Meski dipojokkan begitu saya lega. Jantung saya ternyata dalam kondisi prima. Menjadi pasti sakit saya ini… bukan serangan jantung. Berarti tidak akan mati mendadak. Tapi sakit apa?

 

Saya tidak mau meninggalkan rumah sakit. Nafas saya masih sesak. Masih tersengal. Posisi badan pun masih serba salah. Serba sakit. Dada masih nyeri. Punggung masih sakit. Perut masih terasa sangat penuh. Saya menolak pergi dari RS. Tapi saya tidak panik lagi. Sudah lebih tenang. Sudah ada penegasan saya tidak kena serangan jantung. Tidak akan segera menyusul Kyai Ridlo Tafsir, sepupu saya itu. Tapi saya ini sakit apa?

Saya pun menceritakan asal usul apa yang terjadi sebelum sakit ini. Dokter mau mendengarkan. Lalu memeriksa lebih teliti perut saya. Rupanya dia melihat perut saya memang bergejolak. Akibat makanan-makanan yang dengan rakus saya lahap sepanjang pagi itu.

Dokter tidak lagi memaksa saya meninggalkan rumah sakit. Saya benar-benar tidak kuat menahan sesak nafas, nyeri dada, sakit punggung dan perut yang sesek. Sebagai gantinya dokter minta suster untuk menyuntik saya morphin. Dua kali suntikan. Untuk menghilangkan semua rasa sakit itu.

Saya pasrah saja.

Azrul menawari saya apakah ingin minum minuman hangat. Misalnya coklat panas. Untuk selingan agar tidak terus meneguk air putih. Saya mengangguk. Tatang, menantu saya lari mencari coklat panas.

Setelah coklat segelas kecil saya teguk habis dokter bertanya: minum apa itu? “Coklat,” kata Azrul. Dokter pun marah.

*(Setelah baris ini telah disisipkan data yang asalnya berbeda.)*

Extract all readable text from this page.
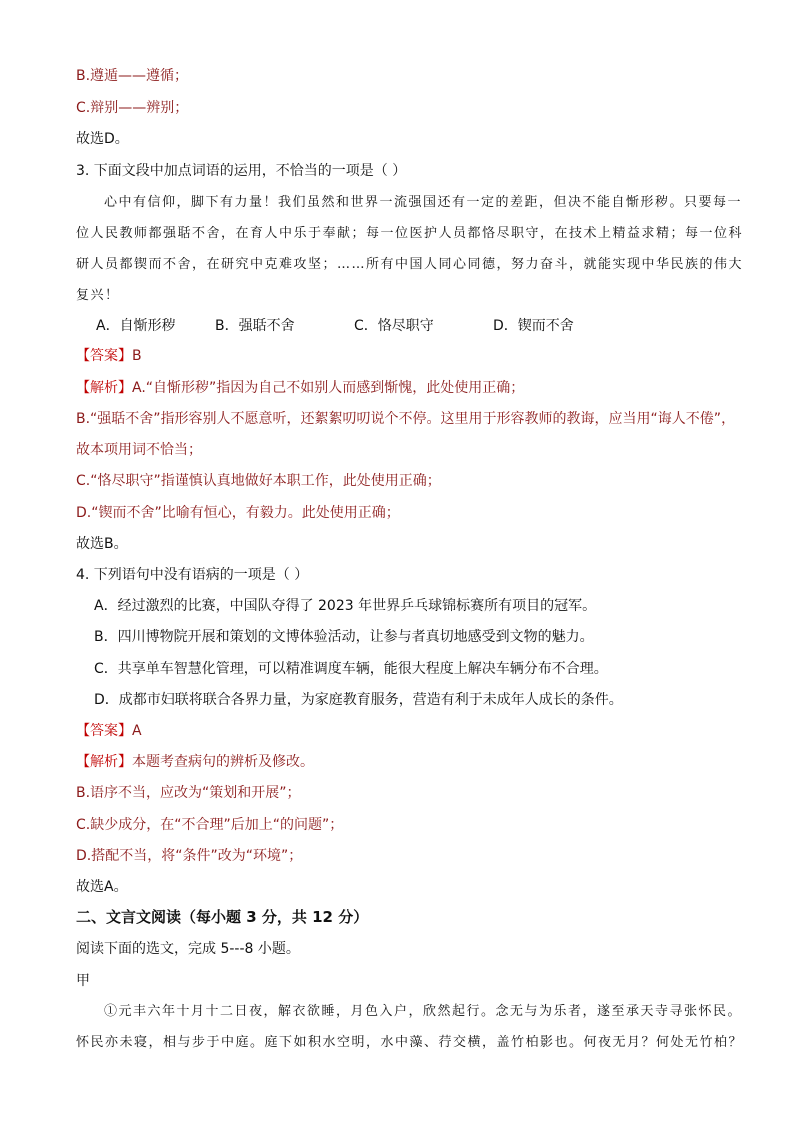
B.遵遁——遵循；
C.辩别——辨别；
故选D。
3. 下面文段中加点词语的运用，不恰当的一项是（ ）
心中有信仰，脚下有力量！我们虽然和世界一流强国还有一定的差距，但决不能自惭形秽。只要每一
位人民教师都强聒不舍，在育人中乐于奉献；每一位医护人员都恪尽职守，在技术上精益求精；每一位科
研人员都锲而不舍，在研究中克难攻坚；……所有中国人同心同德，努力奋斗，就能实现中华民族的伟大
复兴！
A．自惭形秽	B．强聒不舍	C．恪尽职守	D．锲而不舍
【答案】B
【解析】A.“自惭形秽”指因为自己不如别人而感到惭愧，此处使用正确；
B.“强聒不舍”指形容别人不愿意听，还絮絮叨叨说个不停。这里用于形容教师的教诲，应当用“诲人不倦”，
故本项用词不恰当；
C.“恪尽职守”指谨慎认真地做好本职工作，此处使用正确；
D.“锲而不舍”比喻有恒心，有毅力。此处使用正确；
故选B。
4. 下列语句中没有语病的一项是（ ）
A．经过激烈的比赛，中国队夺得了 2023 年世界乒乓球锦标赛所有项目的冠军。
B．四川博物院开展和策划的文博体验活动，让参与者真切地感受到文物的魅力。
C．共享单车智慧化管理，可以精准调度车辆，能很大程度上解决车辆分布不合理。
D．成都市妇联将联合各界力量，为家庭教育服务，营造有利于未成年人成长的条件。
【答案】A
【解析】本题考查病句的辨析及修改。
B.语序不当，应改为“策划和开展”；
C.缺少成分，在“不合理”后加上“的问题”；
D.搭配不当，将“条件”改为“环境”；
故选A。
二、文言文阅读（每小题 3 分，共 12 分）
阅读下面的选文，完成 5---8 小题。
甲
①元丰六年十月十二日夜，解衣欲睡，月色入户，欣然起行。念无与为乐者，遂至承天寺寻张怀民。
怀民亦未寝，相与步于中庭。庭下如积水空明，水中藻、荇交横，盖竹柏影也。何夜无月？何处无竹柏？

Saya tidak boleh makan atau minum apa pun kecuali air putih. Pencernaan saya harus diistirahatkan setelah tadi padi terlalu banyak macam-macam isi.

Dua kali suntikan morphin itu ternyata tidak mempan. Sakit-sakit itu tidak terasa berkurang. Saya terus berbising. Tidak tahan. Akhirnya dokter memberi isyarat kepada perawat. Sambil menggerakkan tangan, sambil mengedipkan mata. Isyarat untuk memberikan suntikan rahasia. Saya bisa menduga isyarat rahasia itu: disuntik obat tidur.

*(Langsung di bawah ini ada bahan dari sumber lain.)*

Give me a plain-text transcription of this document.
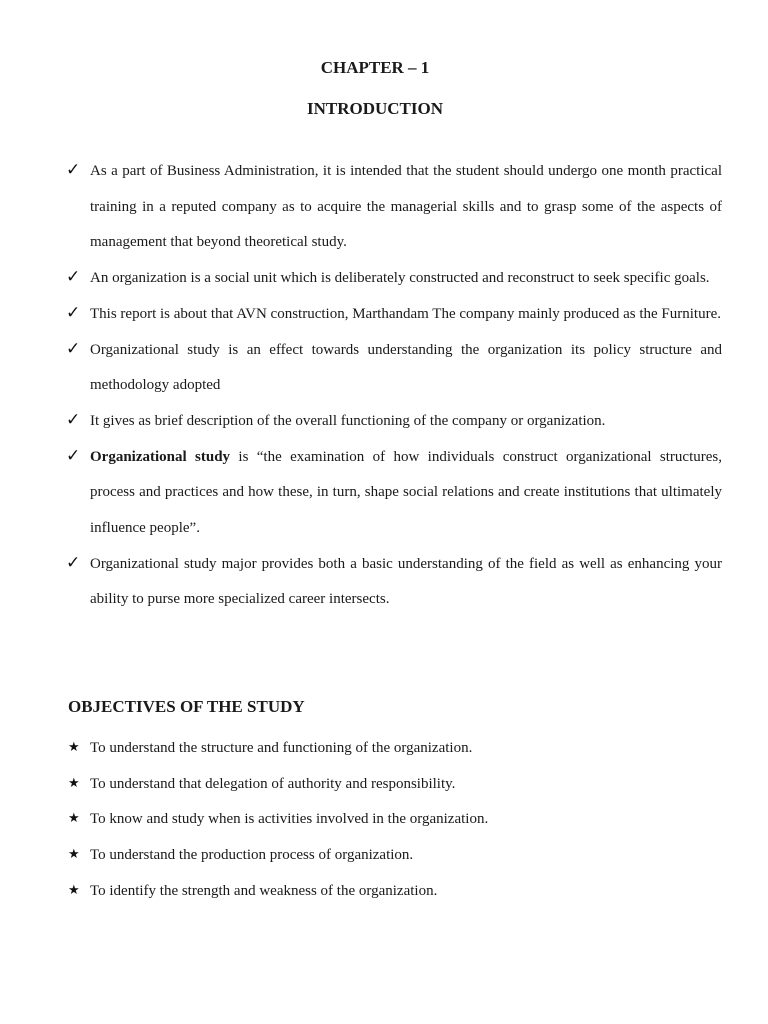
CHAPTER – 1
INTRODUCTION
✓ As a part of Business Administration, it is intended that the student should undergo one month practical training in a reputed company as to acquire the managerial skills and to grasp some of the aspects of management that beyond theoretical study.
✓ An organization is a social unit which is deliberately constructed and reconstruct to seek specific goals.
✓ This report is about that AVN construction, Marthandam The company mainly produced as the Furniture.
✓ Organizational study is an effect towards understanding the organization its policy structure and methodology adopted
✓ It gives as brief description of the overall functioning of the company or organization.
✓ Organizational study is “the examination of how individuals construct organizational structures, process and practices and how these, in turn, shape social relations and create institutions that ultimately influence people”.
✓ Organizational study major provides both a basic understanding of the field as well as enhancing your ability to purse more specialized career intersects.
OBJECTIVES OF THE STUDY
★ To understand the structure and functioning of the organization.
★ To understand that delegation of authority and responsibility.
★ To know and study when is activities involved in the organization.
★ To understand the production process of organization.
★ To identify the strength and weakness of the organization.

Benar saja, perawat mengambil alat suntik. Tanpa memberitahu obat apakah itu. Langsung menyuntikannya. Saya tahu. Itu obat tidur.

Saya pasrah.

Hanya saja obat tidur itu juga tidak bisa membuat saya tidur. Rasa sakitnya melebihi kekuatan obat tidurnya. Tapi saya tidak punya kekuatan untuk bising lagi. Saya lemas. Sakitnya tetap, tapi lemas.

Setengah jam kemudian dokter memutuskan saya harus meninggalkan rumah sakit. Sudah lima jam saya mendominasi gawat darurat. Saya tidak punya kekuatan lagi.

Menyerah.

Dokter menegaskan bahwa saya harus sabar. Menunggu pencernaan saya memproses secara alami segala makanan berat yang saya lahap. Nanti akan normal kembali. Tunggu saja. Pulanglah ke hotel. Begitu kata dokter.

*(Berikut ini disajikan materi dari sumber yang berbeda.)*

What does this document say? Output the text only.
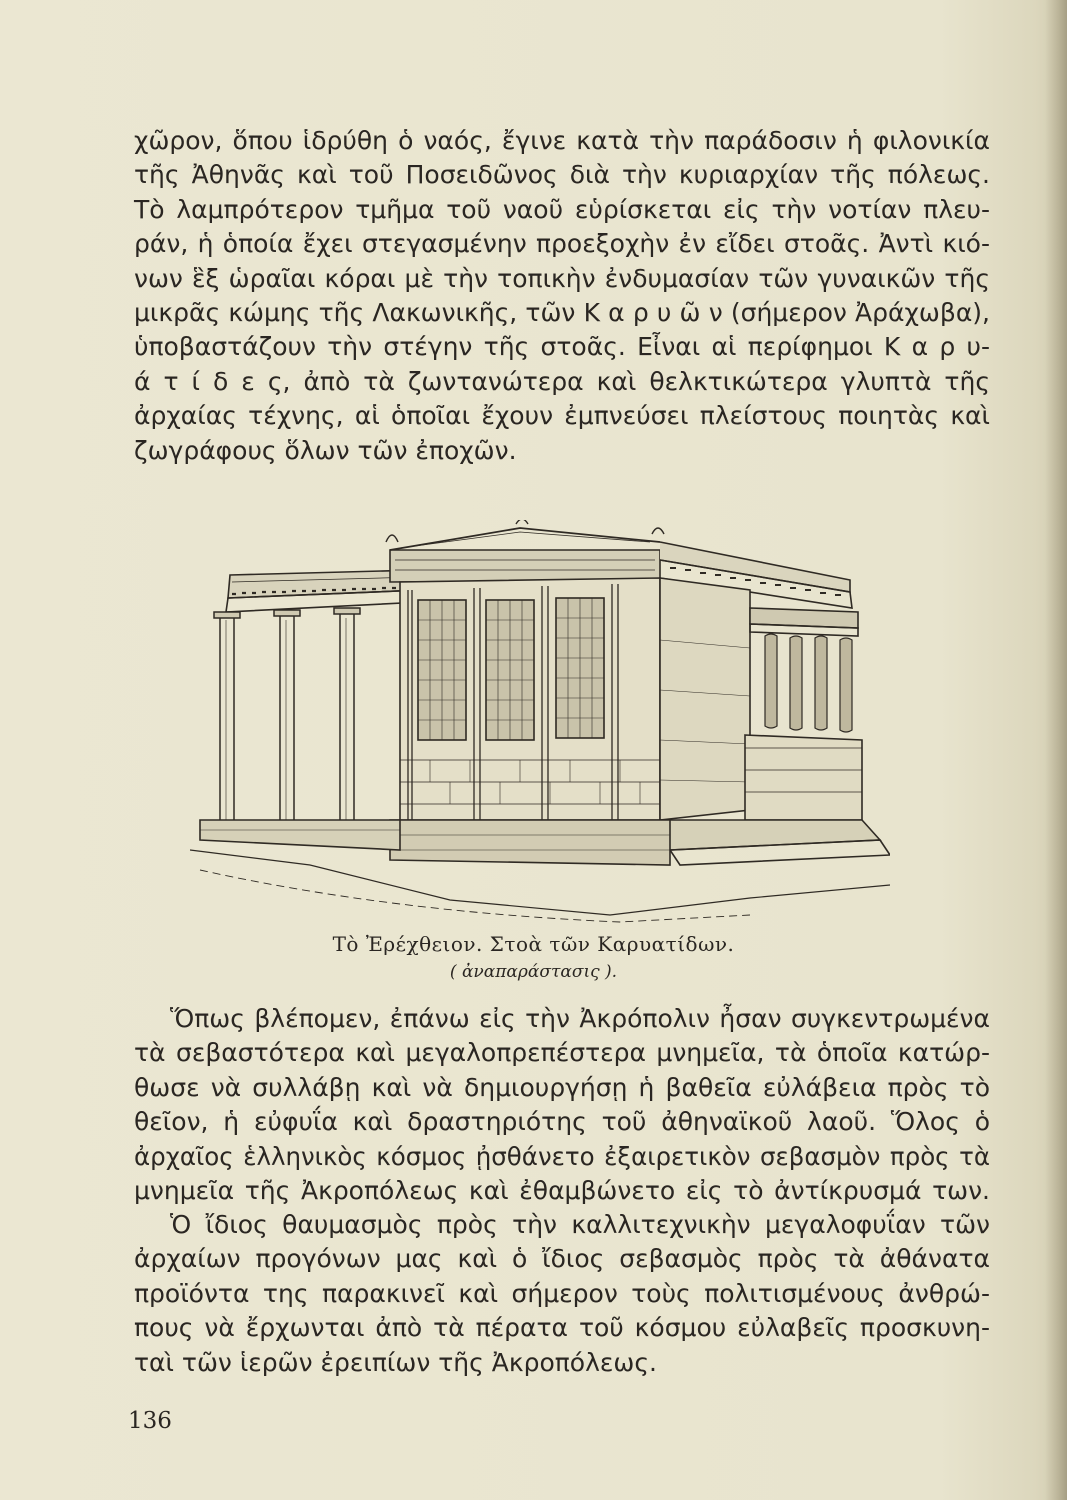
χῶρον, ὅπου ἱδρύθη ὁ ναός, ἔγινε κατὰ τὴν παράδοσιν ἡ φιλονικία
τῆς Ἀθηνᾶς καὶ τοῦ Ποσειδῶνος διὰ τὴν κυριαρχίαν τῆς πόλεως.
Τὸ λαμπρότερον τμῆμα τοῦ ναοῦ εὑρίσκεται εἰς τὴν νοτίαν πλευ-
ράν, ἡ ὁποία ἔχει στεγασμένην προεξοχὴν ἐν εἴδει στοᾶς. Ἀντὶ κιό-
νων ἓξ ὡραῖαι κόραι μὲ τὴν τοπικὴν ἐνδυμασίαν τῶν γυναικῶν τῆς
μικρᾶς κώμης τῆς Λακωνικῆς, τῶν Κ α ρ υ ῶ ν (σήμερον Ἀράχωβα),
ὑποβαστάζουν τὴν στέγην τῆς στοᾶς. Εἶναι αἱ περίφημοι Κ α ρ υ-
ά τ ί δ ε ς, ἀπὸ τὰ ζωντανώτερα καὶ θελκτικώτερα γλυπτὰ τῆς
ἀρχαίας τέχνης, αἱ ὁποῖαι ἔχουν ἐμπνεύσει πλείστους ποιητὰς καὶ
ζωγράφους ὅλων τῶν ἐποχῶν.

Τὸ Ἐρέχθειον. Στοὰ τῶν Καρυατίδων.
( ἀναπαράστασις ).

Ὅπως βλέπομεν, ἐπάνω εἰς τὴν Ἀκρόπολιν ἦσαν συγκεντρωμένα
τὰ σεβαστότερα καὶ μεγαλοπρεπέστερα μνημεῖα, τὰ ὁποῖα κατώρ-
θωσε νὰ συλλάβῃ καὶ νὰ δημιουργήσῃ ἡ βαθεῖα εὐλάβεια πρὸς τὸ
θεῖον, ἡ εὐφυΐα καὶ δραστηριότης τοῦ ἀθηναϊκοῦ λαοῦ. Ὅλος ὁ
ἀρχαῖος ἑλληνικὸς κόσμος ᾐσθάνετο ἐξαιρετικὸν σεβασμὸν πρὸς τὰ
μνημεῖα τῆς Ἀκροπόλεως καὶ ἐθαμβώνετο εἰς τὸ ἀντίκρυσμά των.

Ὁ ἴδιος θαυμασμὸς πρὸς τὴν καλλιτεχνικὴν μεγαλοφυΐαν τῶν
ἀρχαίων προγόνων μας καὶ ὁ ἴδιος σεβασμὸς πρὸς τὰ ἀθάνατα
προϊόντα της παρακινεῖ καὶ σήμερον τοὺς πολιτισμένους ἀνθρώ-
πους νὰ ἔρχωνται ἀπὸ τὰ πέρατα τοῦ κόσμου εὐλαβεῖς προσκυνη-
ταὶ τῶν ἱερῶν ἐρειπίων τῆς Ἀκροπόλεως.

136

Saya pun meninggalkan rumah sakit Madinah. Entah apa nama rumah sakit itu. Badan masih sakit. Lemas. Saya dipapah Azrul dan Tatang.

Sempoyongan.

Tiba di loby hotel perut saya bergejolak. Mungkin akibat zig-zag di dalam taksi. Tapi berhasil naik lift.

Tiba di lorong menuju kamar, tiba-tiba saya muntah. Luar biasa banyak. Di atas karpet yang empuk dan tebal. Seisi perut seperti tumpah semua.

Muntah itu membuat saya merasa lega. Perut tidak lagi sesek. Saya bisa lebih mudah bernafas. Tidak harus lagi selalu dalam posisi menengadah. Istri memandikan saya dengan sisa minyak kayu putih. Isna memberi saya minum air hangat.

Habis muntah saya kian lemas. Tapi saya bisa berbaring. Bisa bernafas dalam posisi berbaring. Maka saya tergolek di tempat tidur. Dada masih nyeri sekali. Punggung masih sakit sekali. Hanya perut tidak lagi sesek.

Sampai di sini fokus sakit saya masih di seputar pencernaan. Tidak ada kecurigaan ke yang lain. Apalagi ke saluran darah utama yang robek. Saya terus terngiang kata-kata dokter: nanti akan sembuh sendiri. Berilah waktu pada pencernaan untuk bekerja secara alami.